Anniversary medal awarded to citizens of Azerbaijan

"Heydər Əliyevin 100 illiyi (1923–2023)" yubiley medalı - Jubilee medal "100th Anniversary of Heydar Aliyev (1923–2023)" - jubilee medal of the Republic of Azerbaijan. It was founded on April 11, 2023.

== History ==
The anniversary medal "100 years of Heydar Aliyev (1923–2023)" is awarded to citizens of the Republic of Azerbaijan, foreigners and stateless persons, state and other institutions of the Republic of Azerbaijan, representatives of foreign countries and international organizations. following:

- For his special services in researching and promoting the legacy of the National Leader of the Azerbaijani people, Heydar Aliyev;
- For his special services in the state building of the Republic of Azerbaijan, including the national liberation movement;
- For his services in realizing the idea of Azerbaijanism and strengthening the solidarity of world Azerbaijanis;
- For his services to the strengthening of peace and friendship among peoples and the development of international cooperation;
- For services contributing to the preservation and development of the state independence of the Republic of Azerbaijan, the progress and increase of the glory of Azerbaijan;
- For his services to the socio-economic, scientific-technical and cultural development of the Republic of Azerbaijan;
- For its effective activity in public administration, public service and social and political sphere.

The jubilee medal "100 years of Heydar Aliyev (1923–2023)" is worn on the left side of the chest, after other orders and medals of the Republic of Azerbaijan and before all medals.

== Description ==
The designation of the jubilee medal "100th Anniversary of Heydar Aliyev (1923–2023)" was approved by the Law of the Republic of Azerbaijan dated May 30, 2023.

===General description of the medal===

"100th Anniversary of Heydar Aliyev (1923–2023)" Jubilee Medal of the Republic of Azerbaijan consists of two octagonal stars with a total diameter of 42 mm, placed one above the other, made of non-ferrous metal of special composition. For cold stamping, which will be coated with a layer of 999.9 carat gold.

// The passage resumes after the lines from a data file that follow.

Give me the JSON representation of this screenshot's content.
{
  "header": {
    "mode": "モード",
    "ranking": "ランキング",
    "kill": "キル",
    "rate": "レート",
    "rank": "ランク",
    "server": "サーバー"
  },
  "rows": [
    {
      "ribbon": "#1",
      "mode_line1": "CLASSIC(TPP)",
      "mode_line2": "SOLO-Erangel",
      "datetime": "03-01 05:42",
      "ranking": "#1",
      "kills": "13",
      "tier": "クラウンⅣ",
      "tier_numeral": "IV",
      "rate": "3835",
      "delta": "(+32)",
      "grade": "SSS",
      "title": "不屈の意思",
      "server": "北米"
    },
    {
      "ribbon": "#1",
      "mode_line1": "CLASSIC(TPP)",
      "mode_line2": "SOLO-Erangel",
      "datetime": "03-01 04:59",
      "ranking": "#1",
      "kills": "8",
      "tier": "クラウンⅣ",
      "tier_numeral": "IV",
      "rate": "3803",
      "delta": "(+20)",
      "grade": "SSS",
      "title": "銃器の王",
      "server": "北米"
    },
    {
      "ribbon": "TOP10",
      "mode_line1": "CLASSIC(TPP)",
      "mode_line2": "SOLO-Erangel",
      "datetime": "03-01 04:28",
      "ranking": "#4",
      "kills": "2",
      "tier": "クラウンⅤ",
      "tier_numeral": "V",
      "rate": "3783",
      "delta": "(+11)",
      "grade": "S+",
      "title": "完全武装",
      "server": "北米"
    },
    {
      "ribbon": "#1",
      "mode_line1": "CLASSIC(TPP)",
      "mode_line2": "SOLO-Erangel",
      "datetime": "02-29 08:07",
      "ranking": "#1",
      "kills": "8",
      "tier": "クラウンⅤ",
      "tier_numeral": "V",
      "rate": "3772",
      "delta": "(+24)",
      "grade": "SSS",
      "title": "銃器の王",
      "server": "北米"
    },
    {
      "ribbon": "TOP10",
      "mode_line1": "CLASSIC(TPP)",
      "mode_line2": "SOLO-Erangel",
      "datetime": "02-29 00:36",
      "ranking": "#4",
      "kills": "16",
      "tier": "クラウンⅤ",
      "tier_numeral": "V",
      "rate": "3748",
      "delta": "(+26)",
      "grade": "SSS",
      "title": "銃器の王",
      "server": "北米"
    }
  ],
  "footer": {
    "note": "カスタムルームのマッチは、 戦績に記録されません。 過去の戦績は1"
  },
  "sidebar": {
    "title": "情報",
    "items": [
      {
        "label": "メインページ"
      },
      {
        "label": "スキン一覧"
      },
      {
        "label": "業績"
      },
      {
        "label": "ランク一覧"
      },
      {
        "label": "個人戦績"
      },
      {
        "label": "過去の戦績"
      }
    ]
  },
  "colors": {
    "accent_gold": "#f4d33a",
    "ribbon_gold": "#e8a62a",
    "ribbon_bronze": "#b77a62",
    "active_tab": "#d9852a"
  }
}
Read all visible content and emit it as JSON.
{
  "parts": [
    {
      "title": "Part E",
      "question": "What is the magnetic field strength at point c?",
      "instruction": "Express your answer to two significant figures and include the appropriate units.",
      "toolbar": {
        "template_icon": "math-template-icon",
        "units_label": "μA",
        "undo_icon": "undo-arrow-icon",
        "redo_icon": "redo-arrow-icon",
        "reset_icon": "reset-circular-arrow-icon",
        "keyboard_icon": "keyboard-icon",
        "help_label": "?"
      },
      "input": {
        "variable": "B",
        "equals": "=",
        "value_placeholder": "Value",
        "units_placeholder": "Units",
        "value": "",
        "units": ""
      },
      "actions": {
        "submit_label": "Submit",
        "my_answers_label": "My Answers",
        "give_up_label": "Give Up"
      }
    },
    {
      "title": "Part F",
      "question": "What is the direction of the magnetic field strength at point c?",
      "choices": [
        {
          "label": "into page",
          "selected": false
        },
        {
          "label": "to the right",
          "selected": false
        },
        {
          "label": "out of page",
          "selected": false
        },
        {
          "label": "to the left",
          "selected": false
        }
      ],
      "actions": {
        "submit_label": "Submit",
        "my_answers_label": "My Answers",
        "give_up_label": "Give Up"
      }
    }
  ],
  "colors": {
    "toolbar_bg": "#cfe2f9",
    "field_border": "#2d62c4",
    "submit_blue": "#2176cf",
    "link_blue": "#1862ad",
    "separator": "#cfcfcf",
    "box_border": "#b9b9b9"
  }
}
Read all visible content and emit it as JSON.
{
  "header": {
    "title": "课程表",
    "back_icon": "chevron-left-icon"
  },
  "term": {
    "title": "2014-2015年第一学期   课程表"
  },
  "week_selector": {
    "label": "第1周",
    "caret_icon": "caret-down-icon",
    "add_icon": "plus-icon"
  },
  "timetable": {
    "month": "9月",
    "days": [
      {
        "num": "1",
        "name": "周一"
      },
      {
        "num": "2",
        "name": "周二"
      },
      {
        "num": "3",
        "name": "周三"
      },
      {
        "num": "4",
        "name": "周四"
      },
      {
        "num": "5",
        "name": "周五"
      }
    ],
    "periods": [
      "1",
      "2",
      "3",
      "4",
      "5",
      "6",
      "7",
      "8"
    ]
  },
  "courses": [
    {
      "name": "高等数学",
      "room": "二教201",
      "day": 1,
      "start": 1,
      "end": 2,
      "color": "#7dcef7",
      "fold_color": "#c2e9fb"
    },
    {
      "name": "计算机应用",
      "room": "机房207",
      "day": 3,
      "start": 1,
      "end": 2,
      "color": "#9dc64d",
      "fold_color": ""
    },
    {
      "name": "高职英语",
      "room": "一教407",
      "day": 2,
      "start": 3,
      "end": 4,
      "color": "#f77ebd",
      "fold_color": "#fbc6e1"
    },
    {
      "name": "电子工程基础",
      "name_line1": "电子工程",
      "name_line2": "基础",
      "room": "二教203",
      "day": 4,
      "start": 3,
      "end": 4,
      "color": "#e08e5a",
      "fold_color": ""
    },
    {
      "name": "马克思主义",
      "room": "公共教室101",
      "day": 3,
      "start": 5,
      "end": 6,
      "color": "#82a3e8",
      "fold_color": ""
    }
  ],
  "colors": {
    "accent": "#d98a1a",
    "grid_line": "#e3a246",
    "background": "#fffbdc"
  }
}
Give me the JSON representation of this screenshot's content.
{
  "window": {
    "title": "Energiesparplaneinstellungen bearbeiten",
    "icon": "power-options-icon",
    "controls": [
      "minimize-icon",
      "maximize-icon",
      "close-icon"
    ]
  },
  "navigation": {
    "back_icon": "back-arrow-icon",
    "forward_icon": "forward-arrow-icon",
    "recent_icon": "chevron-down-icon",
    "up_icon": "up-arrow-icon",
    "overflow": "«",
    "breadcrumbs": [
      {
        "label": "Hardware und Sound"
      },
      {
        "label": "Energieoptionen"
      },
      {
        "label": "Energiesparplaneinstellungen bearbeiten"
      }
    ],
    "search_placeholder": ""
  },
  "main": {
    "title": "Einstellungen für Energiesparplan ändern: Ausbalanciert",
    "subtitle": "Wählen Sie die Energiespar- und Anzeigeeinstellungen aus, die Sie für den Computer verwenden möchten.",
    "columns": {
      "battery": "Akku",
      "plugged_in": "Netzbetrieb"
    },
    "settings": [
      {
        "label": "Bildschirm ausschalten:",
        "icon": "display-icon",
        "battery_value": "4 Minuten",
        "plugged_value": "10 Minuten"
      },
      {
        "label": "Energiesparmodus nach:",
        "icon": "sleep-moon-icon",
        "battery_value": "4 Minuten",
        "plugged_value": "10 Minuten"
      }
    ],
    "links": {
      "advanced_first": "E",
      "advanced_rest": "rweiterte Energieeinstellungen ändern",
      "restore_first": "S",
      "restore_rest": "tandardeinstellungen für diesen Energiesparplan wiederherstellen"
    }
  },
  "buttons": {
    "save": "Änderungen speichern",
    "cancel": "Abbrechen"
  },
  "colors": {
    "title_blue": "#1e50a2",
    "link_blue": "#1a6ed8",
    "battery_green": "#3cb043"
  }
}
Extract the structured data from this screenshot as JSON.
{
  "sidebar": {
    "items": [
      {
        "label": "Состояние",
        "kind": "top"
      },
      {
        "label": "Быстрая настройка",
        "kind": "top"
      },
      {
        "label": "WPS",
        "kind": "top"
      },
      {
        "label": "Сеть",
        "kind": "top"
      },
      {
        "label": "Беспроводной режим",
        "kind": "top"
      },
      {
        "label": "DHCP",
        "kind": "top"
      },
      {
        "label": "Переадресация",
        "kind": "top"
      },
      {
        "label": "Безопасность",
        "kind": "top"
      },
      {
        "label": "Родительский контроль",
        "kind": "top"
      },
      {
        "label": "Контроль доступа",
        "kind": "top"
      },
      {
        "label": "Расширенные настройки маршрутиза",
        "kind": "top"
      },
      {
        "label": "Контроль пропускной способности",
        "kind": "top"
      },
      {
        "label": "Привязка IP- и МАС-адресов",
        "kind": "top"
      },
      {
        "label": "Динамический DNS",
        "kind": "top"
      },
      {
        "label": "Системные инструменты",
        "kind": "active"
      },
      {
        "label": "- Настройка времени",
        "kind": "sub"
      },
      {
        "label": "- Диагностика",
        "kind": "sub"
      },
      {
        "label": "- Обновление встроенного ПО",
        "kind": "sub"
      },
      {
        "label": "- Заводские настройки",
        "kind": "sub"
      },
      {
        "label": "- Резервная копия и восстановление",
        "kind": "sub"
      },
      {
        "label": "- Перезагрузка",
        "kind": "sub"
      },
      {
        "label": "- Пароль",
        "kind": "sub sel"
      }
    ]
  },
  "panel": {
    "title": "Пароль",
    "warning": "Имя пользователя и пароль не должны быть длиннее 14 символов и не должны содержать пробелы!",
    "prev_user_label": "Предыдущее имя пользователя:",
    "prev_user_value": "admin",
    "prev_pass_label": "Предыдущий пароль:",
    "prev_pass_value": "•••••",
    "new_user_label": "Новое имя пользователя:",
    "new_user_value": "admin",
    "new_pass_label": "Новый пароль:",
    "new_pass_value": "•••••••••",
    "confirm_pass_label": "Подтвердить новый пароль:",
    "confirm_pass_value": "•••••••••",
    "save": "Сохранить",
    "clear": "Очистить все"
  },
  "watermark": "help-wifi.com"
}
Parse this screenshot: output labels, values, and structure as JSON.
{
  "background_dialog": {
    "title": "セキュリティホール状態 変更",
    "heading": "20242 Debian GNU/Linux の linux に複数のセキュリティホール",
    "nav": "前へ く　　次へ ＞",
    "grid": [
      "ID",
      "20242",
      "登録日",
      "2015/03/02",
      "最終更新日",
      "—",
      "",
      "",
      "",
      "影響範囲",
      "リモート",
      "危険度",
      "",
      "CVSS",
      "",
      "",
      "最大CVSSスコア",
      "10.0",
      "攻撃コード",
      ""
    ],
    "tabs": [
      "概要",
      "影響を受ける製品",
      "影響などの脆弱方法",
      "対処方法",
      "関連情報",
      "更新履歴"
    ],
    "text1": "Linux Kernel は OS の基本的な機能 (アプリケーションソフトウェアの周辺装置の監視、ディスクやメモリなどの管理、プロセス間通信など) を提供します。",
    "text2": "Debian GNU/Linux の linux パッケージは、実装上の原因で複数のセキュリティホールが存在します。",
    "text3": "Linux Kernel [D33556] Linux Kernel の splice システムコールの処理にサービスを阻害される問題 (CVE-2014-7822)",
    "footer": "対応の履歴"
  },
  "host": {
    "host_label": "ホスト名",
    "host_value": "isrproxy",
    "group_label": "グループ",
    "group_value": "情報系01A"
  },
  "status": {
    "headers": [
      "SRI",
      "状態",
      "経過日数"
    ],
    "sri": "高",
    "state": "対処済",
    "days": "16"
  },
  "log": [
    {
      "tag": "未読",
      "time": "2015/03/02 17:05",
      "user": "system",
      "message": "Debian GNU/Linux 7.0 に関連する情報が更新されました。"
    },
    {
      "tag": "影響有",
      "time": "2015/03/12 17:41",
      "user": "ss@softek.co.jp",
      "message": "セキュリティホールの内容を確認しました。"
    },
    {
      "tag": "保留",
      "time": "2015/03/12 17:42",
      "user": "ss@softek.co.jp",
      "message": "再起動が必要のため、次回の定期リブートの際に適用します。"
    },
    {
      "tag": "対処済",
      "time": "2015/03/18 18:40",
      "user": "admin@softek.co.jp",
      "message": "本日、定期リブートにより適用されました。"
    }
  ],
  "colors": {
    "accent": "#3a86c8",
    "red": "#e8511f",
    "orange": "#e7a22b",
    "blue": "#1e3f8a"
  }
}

===Obverse of the medal===

On the front of the medal, there is an eight-pointed star, each corner of which is decorated with relief lines, and an eight-pointed star whose corners are decorated with white enamel. Above the white enamel eight-pointed star is a circular plate with a diameter of 26 mm, surrounded by outer and inner circles. Between the outer and inner circles, HAYDAR ALİYEV is written along the upper arc, and the numbers 1923–2023 are written along the lower arc.

Inside the inner circle, a relief of Heydar Aliyev is engraved in the center.

All elements and inscriptions are raised in relief in gold.

===Reverse of the medal===

The back of the medal has a smooth surface.

The medal's series and number are located at the bottom of the back of the medal.

===Elements of the medal===

The medal is mounted on a smooth gold plate measuring 34.5 mm × 1.5 mm at the top and 34.5 mm × 7.5 mm at the bottom, with an element for fastening to the collar of the dress, on which is engraved a wreath of laurel leaves. It is attached to the band by means of two rings and a ring, 31.5 mm × 15 mm × 31.5 mm × 15 mm.

On the black band there are green, red and blue vertical stripes, each 10.5 mm wide, reflecting the colors of the State Flag of the Republic of Azerbaijan.

The medal is fitted with a 31.5mm × 9mm die, covered with the same black ribbon, with an element to be attached to the collar of the dress.